© JUNGE FREIHEIT Verlag GmbH & Co. KG www.jungefreiheit.de 38/24 / 13. September 2024

Alles Krall und Rauch
Partei-Fusion auf Eis: Bündnis Deutschland und „Wir Bürger“ planen den Zusammenschluß. Doch zwischen beiden brodelt es nun öffentlich
Henning Hoffgaard

Wird da eine Verlobung gelöst? Die laufende Urabstimmung zur geplanten Fusion der konservativen Parteien „Wir Bürger“ und Bündnis Deutschland (BD) ist vorerst gestoppt worden. Hintergrund ist die Aufnahme des libertären Publizisten Markus Krall in das Bündnis Deutschland.

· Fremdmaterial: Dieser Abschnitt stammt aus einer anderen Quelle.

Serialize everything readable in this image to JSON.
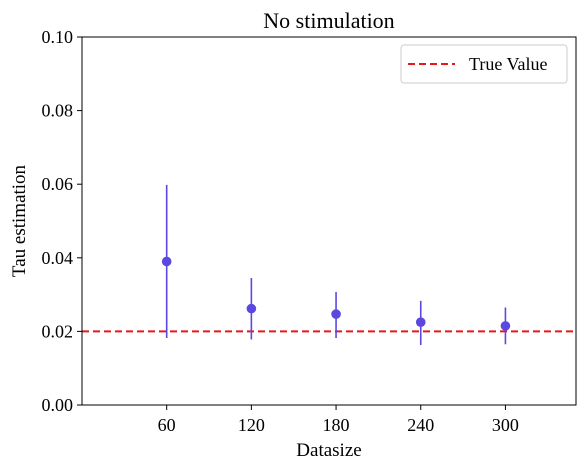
{
  "chart_data": {
    "type": "scatter",
    "title": "No stimulation",
    "xlabel": "Datasize",
    "ylabel": "Tau estimation",
    "xlim": [
      0,
      350
    ],
    "ylim": [
      0,
      0.1
    ],
    "x_ticks": [
      60,
      120,
      180,
      240,
      300
    ],
    "x_tick_labels": [
      "60",
      "120",
      "180",
      "240",
      "300"
    ],
    "y_ticks": [
      0,
      0.02,
      0.04,
      0.06,
      0.08,
      0.1
    ],
    "y_tick_labels": [
      "0.00",
      "0.02",
      "0.04",
      "0.06",
      "0.08",
      "0.10"
    ],
    "grid": false,
    "legend_position": "top-right",
    "colors": {
      "points": "#5b48e0",
      "reference_line": "#e31a1c"
    },
    "series": [
      {
        "x": [
          60,
          120,
          180,
          240,
          300
        ],
        "y": [
          0.039,
          0.0262,
          0.0247,
          0.0225,
          0.0215
        ],
        "err_low": [
          0.0182,
          0.0178,
          0.0182,
          0.0163,
          0.0165
        ],
        "err_high": [
          0.0598,
          0.0345,
          0.0307,
          0.0283,
          0.0265
        ]
      }
    ],
    "reference_line": {
      "name": "True Value",
      "y": 0.02,
      "style": "dashed"
    }
  }
}
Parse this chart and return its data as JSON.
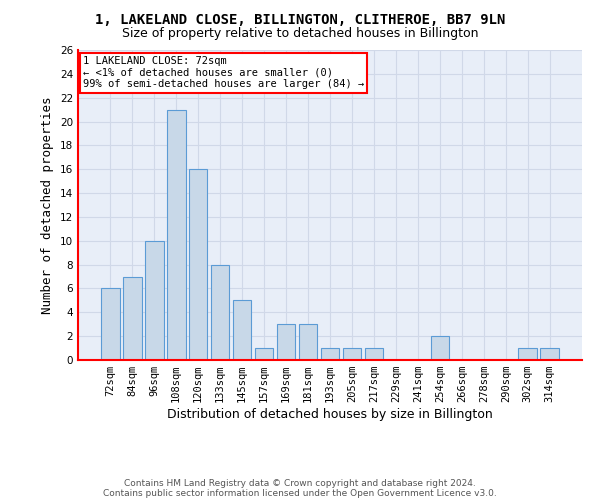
{
  "title": "1, LAKELAND CLOSE, BILLINGTON, CLITHEROE, BB7 9LN",
  "subtitle": "Size of property relative to detached houses in Billington",
  "xlabel": "Distribution of detached houses by size in Billington",
  "ylabel": "Number of detached properties",
  "bar_labels": [
    "72sqm",
    "84sqm",
    "96sqm",
    "108sqm",
    "120sqm",
    "133sqm",
    "145sqm",
    "157sqm",
    "169sqm",
    "181sqm",
    "193sqm",
    "205sqm",
    "217sqm",
    "229sqm",
    "241sqm",
    "254sqm",
    "266sqm",
    "278sqm",
    "290sqm",
    "302sqm",
    "314sqm"
  ],
  "bar_values": [
    6,
    7,
    10,
    21,
    16,
    8,
    5,
    1,
    3,
    3,
    1,
    1,
    1,
    0,
    0,
    2,
    0,
    0,
    0,
    1,
    1
  ],
  "bar_color": "#c8d8e8",
  "bar_edge_color": "#5b9bd5",
  "annotation_line1": "1 LAKELAND CLOSE: 72sqm",
  "annotation_line2": "← <1% of detached houses are smaller (0)",
  "annotation_line3": "99% of semi-detached houses are larger (84) →",
  "annotation_box_color": "white",
  "annotation_box_edge_color": "red",
  "ylim": [
    0,
    26
  ],
  "yticks": [
    0,
    2,
    4,
    6,
    8,
    10,
    12,
    14,
    16,
    18,
    20,
    22,
    24,
    26
  ],
  "grid_color": "#d0d8e8",
  "background_color": "#e8eef8",
  "footer_line1": "Contains HM Land Registry data © Crown copyright and database right 2024.",
  "footer_line2": "Contains public sector information licensed under the Open Government Licence v3.0.",
  "title_fontsize": 10,
  "subtitle_fontsize": 9,
  "axis_label_fontsize": 9,
  "tick_fontsize": 7.5,
  "annotation_fontsize": 7.5,
  "footer_fontsize": 6.5
}
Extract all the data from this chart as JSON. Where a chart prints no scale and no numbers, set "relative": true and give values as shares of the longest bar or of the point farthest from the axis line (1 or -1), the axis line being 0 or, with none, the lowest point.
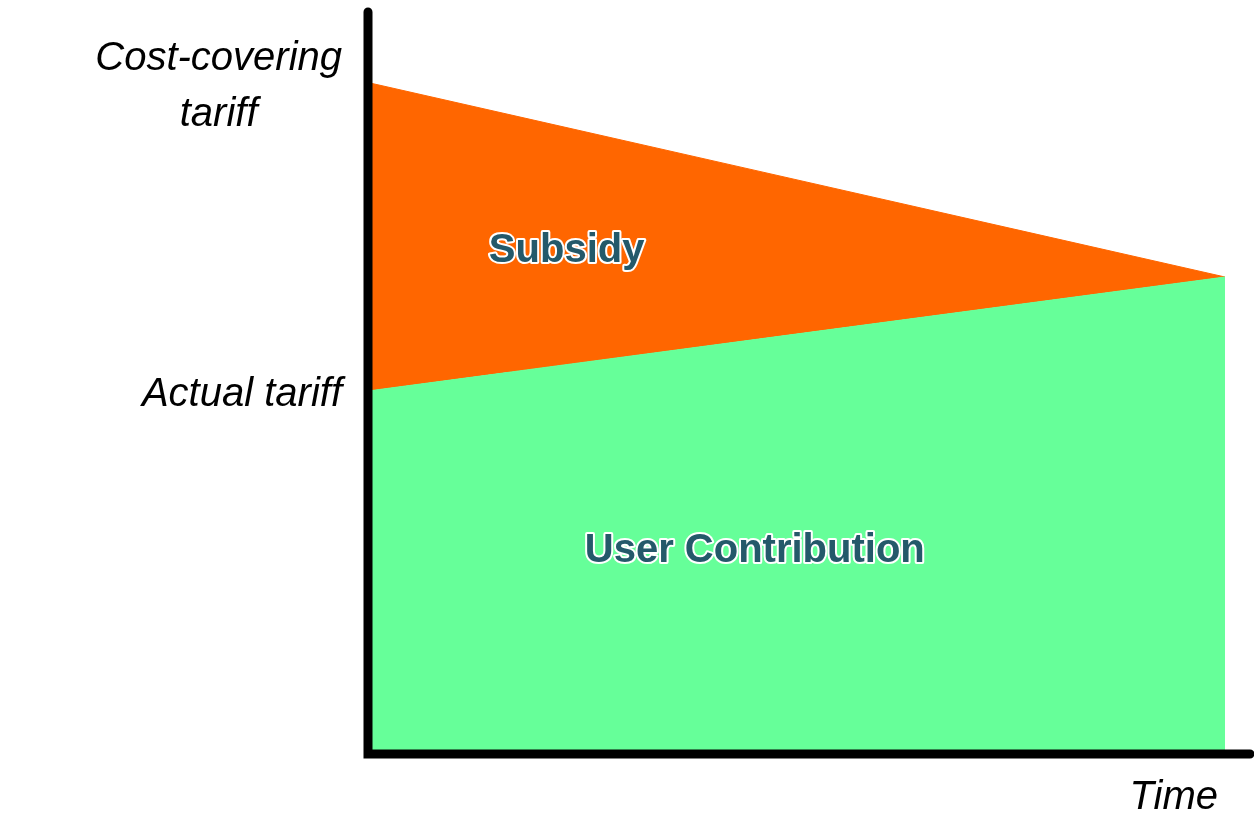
{
  "chart_data": {
    "type": "area",
    "relative": true,
    "stacked": true,
    "legend": false,
    "xlabel": "Time",
    "categories": [
      null,
      null
    ],
    "series": [
      {
        "name": "User Contribution",
        "color": "#66ff99",
        "values": [
          0.54,
          0.71
        ]
      },
      {
        "name": "Subsidy",
        "color": "#ff6600",
        "values": [
          0.46,
          0
        ]
      }
    ],
    "annotations": [
      "Cost-covering tariff",
      "Actual tariff"
    ]
  }
}
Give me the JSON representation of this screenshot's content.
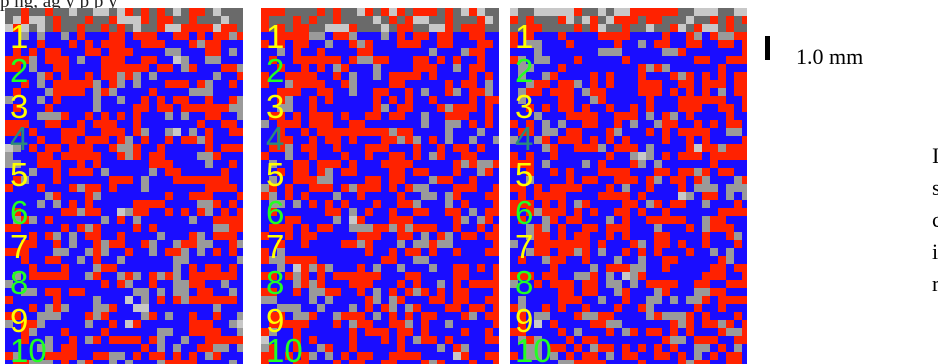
{
  "caption_fragment": "p        ng, ag  y p          p                                                   y",
  "scale_label": "1.0 mm",
  "side_text_fragments": [
    "I",
    "s",
    "c",
    "i",
    "r"
  ],
  "colors": {
    "red": "#ff2200",
    "blue": "#1a0dff",
    "gray_light": "#c8c8c8",
    "gray_mid": "#9a9a9a",
    "gray_dark": "#6a6a6a",
    "label_yellow": "#ffff00",
    "label_green": "#22ff22",
    "label_teal": "#2b8a7a"
  },
  "panels": [
    {
      "id": "panel-1",
      "labels": [
        {
          "text": "1",
          "color": "#ffff00"
        },
        {
          "text": "2",
          "color": "#22ff22"
        },
        {
          "text": "3",
          "color": "#ffff00"
        },
        {
          "text": "4",
          "color": "#2b8a7a"
        },
        {
          "text": "5",
          "color": "#ffff00"
        },
        {
          "text": "6",
          "color": "#22ff22"
        },
        {
          "text": "7",
          "color": "#ffff00"
        },
        {
          "text": "8",
          "color": "#22ff22"
        },
        {
          "text": "9",
          "color": "#ffff00"
        },
        {
          "text": "10",
          "color": "#22ff22"
        }
      ]
    },
    {
      "id": "panel-2",
      "labels": [
        {
          "text": "1",
          "color": "#ffff00"
        },
        {
          "text": "2",
          "color": "#22ff22"
        },
        {
          "text": "3",
          "color": "#ffff00"
        },
        {
          "text": "4",
          "color": "#2b8a7a"
        },
        {
          "text": "5",
          "color": "#ffff00"
        },
        {
          "text": "6",
          "color": "#22ff22"
        },
        {
          "text": "7",
          "color": "#ffff00"
        },
        {
          "text": "8",
          "color": "#22ff22"
        },
        {
          "text": "9",
          "color": "#ffff00"
        },
        {
          "text": "10",
          "color": "#22ff22"
        }
      ]
    },
    {
      "id": "panel-3",
      "labels": [
        {
          "text": "1",
          "color": "#ffff00"
        },
        {
          "text": "2",
          "color": "#22ff22"
        },
        {
          "text": "3",
          "color": "#ffff00"
        },
        {
          "text": "4",
          "color": "#2b8a7a"
        },
        {
          "text": "5",
          "color": "#ffff00"
        },
        {
          "text": "6",
          "color": "#22ff22"
        },
        {
          "text": "7",
          "color": "#ffff00"
        },
        {
          "text": "8",
          "color": "#22ff22"
        },
        {
          "text": "9",
          "color": "#ffff00"
        },
        {
          "text": "10",
          "color": "#22ff22"
        }
      ]
    }
  ]
}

Der Bundesvorsitzende von „Wir Bürger“, Jürgen Joost, verteidigte den Abbruch. Seiner Aussage nach habe BD durch die Aufnahme Kralls die Grundlage der Fusion verändert. Krall stehe mit seinen Positionen zum Wahlrecht und zur Sozialen Marktwirtschaft nicht auf dem Boden des Grundgesetzes. „Dem BD-Vorstand muß bei seiner Entscheidung bekannt gewesen sein, daß wesentliche Positionen von Dr. Krall in entscheidenden Punkten mit den Grundsätzen und Inhalten von ‘Wir Bürger’ inkompatibel sind.“

Er unterstrich, daß die Mitglieder von „Wir Bürger“ in Kenntnis der neuen Situation möglicherweise anders abgestimmt hätten. Der Vorstand sei rechtlich abgesichert und habe das Recht, die Abstimmung zu unterbrechen, um den Mitgliedern eine informierte Entscheidung zu ermöglichen.

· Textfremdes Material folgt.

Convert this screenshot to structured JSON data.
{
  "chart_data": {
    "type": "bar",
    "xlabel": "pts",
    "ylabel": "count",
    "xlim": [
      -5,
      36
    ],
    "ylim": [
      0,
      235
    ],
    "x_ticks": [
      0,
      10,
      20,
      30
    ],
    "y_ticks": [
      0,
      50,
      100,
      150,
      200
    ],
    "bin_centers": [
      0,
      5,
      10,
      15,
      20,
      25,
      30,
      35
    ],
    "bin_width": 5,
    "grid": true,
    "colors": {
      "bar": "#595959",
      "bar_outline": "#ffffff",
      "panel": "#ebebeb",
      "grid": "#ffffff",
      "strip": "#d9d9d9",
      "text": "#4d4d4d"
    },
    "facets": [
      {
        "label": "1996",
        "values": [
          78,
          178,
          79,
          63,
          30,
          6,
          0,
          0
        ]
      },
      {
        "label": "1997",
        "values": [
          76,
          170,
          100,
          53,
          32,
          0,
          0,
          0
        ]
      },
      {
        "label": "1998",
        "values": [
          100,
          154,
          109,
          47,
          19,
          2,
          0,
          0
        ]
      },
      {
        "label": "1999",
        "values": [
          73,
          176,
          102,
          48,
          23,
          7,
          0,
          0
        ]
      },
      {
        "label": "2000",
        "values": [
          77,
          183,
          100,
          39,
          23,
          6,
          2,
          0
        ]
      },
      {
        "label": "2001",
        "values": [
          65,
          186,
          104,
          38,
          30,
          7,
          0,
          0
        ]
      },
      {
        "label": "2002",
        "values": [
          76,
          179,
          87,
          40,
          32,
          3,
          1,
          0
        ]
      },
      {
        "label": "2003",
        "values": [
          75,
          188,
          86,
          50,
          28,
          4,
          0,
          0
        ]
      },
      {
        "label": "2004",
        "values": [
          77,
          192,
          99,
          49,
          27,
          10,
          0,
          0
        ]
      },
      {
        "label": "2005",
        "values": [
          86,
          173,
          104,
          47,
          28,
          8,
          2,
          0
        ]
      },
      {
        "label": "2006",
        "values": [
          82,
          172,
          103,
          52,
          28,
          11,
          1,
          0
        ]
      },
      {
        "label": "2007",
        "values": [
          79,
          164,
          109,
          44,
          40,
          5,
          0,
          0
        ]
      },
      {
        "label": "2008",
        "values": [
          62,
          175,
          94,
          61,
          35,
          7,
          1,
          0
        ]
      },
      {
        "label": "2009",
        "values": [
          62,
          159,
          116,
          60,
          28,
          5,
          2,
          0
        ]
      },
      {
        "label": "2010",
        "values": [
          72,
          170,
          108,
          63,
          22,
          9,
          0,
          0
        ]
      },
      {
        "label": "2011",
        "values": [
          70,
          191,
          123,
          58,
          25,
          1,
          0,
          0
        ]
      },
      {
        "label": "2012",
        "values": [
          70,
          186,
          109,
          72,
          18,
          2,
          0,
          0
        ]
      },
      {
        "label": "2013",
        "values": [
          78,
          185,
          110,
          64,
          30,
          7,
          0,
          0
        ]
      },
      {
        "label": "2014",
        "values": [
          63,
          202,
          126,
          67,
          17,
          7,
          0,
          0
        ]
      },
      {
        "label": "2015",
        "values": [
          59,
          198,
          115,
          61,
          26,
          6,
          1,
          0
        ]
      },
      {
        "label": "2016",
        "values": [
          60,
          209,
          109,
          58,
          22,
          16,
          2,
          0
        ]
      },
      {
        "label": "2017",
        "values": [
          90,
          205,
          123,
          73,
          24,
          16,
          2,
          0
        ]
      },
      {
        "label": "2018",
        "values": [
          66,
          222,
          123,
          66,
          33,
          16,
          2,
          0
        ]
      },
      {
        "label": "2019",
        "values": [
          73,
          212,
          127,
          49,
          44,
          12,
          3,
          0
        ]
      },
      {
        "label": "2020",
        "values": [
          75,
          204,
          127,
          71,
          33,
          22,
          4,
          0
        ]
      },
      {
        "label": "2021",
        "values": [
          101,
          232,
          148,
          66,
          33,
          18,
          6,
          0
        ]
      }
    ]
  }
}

Der stellvertretende Vorsitzender von Bündnis Deutschland, Carsten Schanz, zeigte sich irritiert über den Vorgang und die Art der Bekanntmachung. „Eine solche Entscheidung zunächst über soziale Medien entnehmen zu müssen, ist mehr als irritierend“, kritisierte Schanz. Dennoch werde die Urabstimmung ordnungsgemäß weitergeführt, und die Entscheidung werde respektiert. Laut Schanz sei der Vorstand von „Wir Bürger“ nicht befugt, eine Urabstimmung zu stoppen, die von den höchsten Parteiorganen beschlossen wurde. Die Aufnahme von Krall verteidigte er und verwies darauf, daß BD viele gute Politiker in seinen Reihen vereine. „Markus Krall ist ein kluger Kopf, der sicherlich in manchen Dingen streitbar ist. Doch er hat das Herz am richtigen Fleck, gute Ideen und kann sich geeignet einbringen. Unsere Partei wird viele kluge Köpfe einen und sich weiterentwickeln“, kündigte der Politiker an.

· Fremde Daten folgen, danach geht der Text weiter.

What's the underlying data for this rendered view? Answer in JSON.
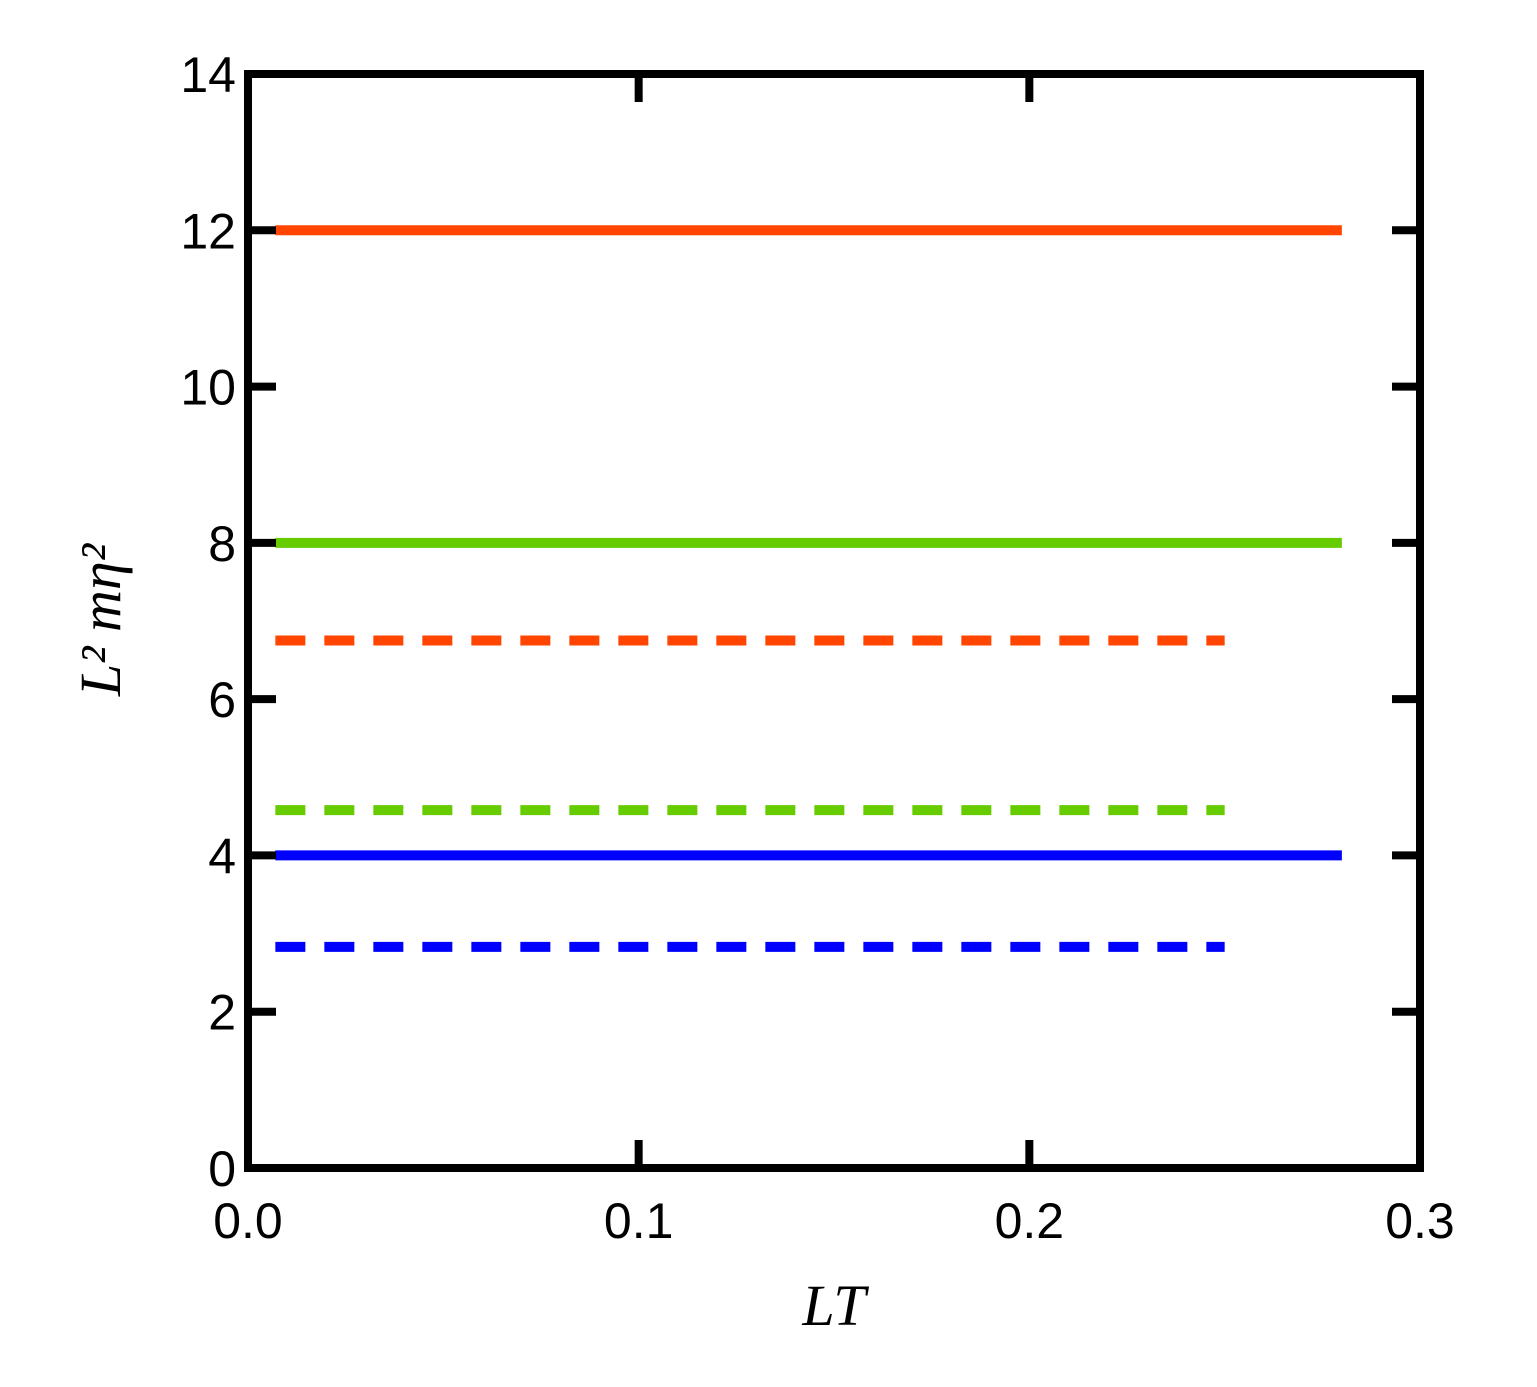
{
  "chart_data": {
    "type": "line",
    "xlabel": "LT",
    "ylabel": "L² mη²",
    "xlim": [
      0,
      0.3
    ],
    "ylim": [
      0,
      14
    ],
    "xticks": [
      {
        "value": 0,
        "label": "0.0"
      },
      0.1,
      0.2,
      0.3
    ],
    "yticks": [
      0,
      2,
      4,
      6,
      8,
      10,
      12,
      14
    ],
    "series": [
      {
        "color": "#ff4500",
        "dash": false,
        "x": [
          0.007,
          0.28
        ],
        "values": [
          12,
          12
        ]
      },
      {
        "color": "#66cc00",
        "dash": false,
        "x": [
          0.007,
          0.28
        ],
        "values": [
          8,
          8
        ]
      },
      {
        "color": "#0000ff",
        "dash": false,
        "x": [
          0.007,
          0.28
        ],
        "values": [
          4,
          4
        ]
      },
      {
        "color": "#ff4500",
        "dash": true,
        "x": [
          0.007,
          0.25
        ],
        "values": [
          6.75,
          6.75
        ]
      },
      {
        "color": "#66cc00",
        "dash": true,
        "x": [
          0.007,
          0.25
        ],
        "values": [
          4.58,
          4.58
        ]
      },
      {
        "color": "#0000ff",
        "dash": true,
        "x": [
          0.007,
          0.25
        ],
        "values": [
          2.83,
          2.83
        ]
      }
    ]
  }
}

„Wir Bürger“-Chef Joost wiederum warnte davor, daß die Fusion ohne klare inhaltliche Grundlagen zu einer „permanenten inneren Zerrissenheit“ führen könnte. Seine Partei sehe in der Personalie Krall ein Risiko für das gemeinsame Projekt und fordere eine klare Positionierung von BD in bezug auf die politischen Inhalte des Publizisten. Man sei aber „jederzeit weiter gesprächsbereit“.

Die Partei „Wir Bürger“ ging aus der AfD-Abspaltung „Allianz für Fortschritt und Aufbruch“ hervor. Später benannte sich die Partei in „Liberal-Konservative Reformer“ um. Den aktuellen Namen trägt die Vereinigung seit 2023. Dagegen handelt es sich bei der BD-Partei um eine 2022 neugegründete Formation. Bundesvorsitzender ist der Ex-Freie-Wähler-Politiker Steffen Große. Das BD ist nach einer Fusion mit der Bremer Partei „Bürger in Wut“ von Jan Timke derzeit in Fraktionsstärke in der Bremischen Bürgerschaft vertreten.

Bei den Landtagswahlen in Thüringen und Sachsen erhielt das BD 0,5 beziehungsweise 0,3 Prozent. „Wir Bürger“ trat dabei nicht an.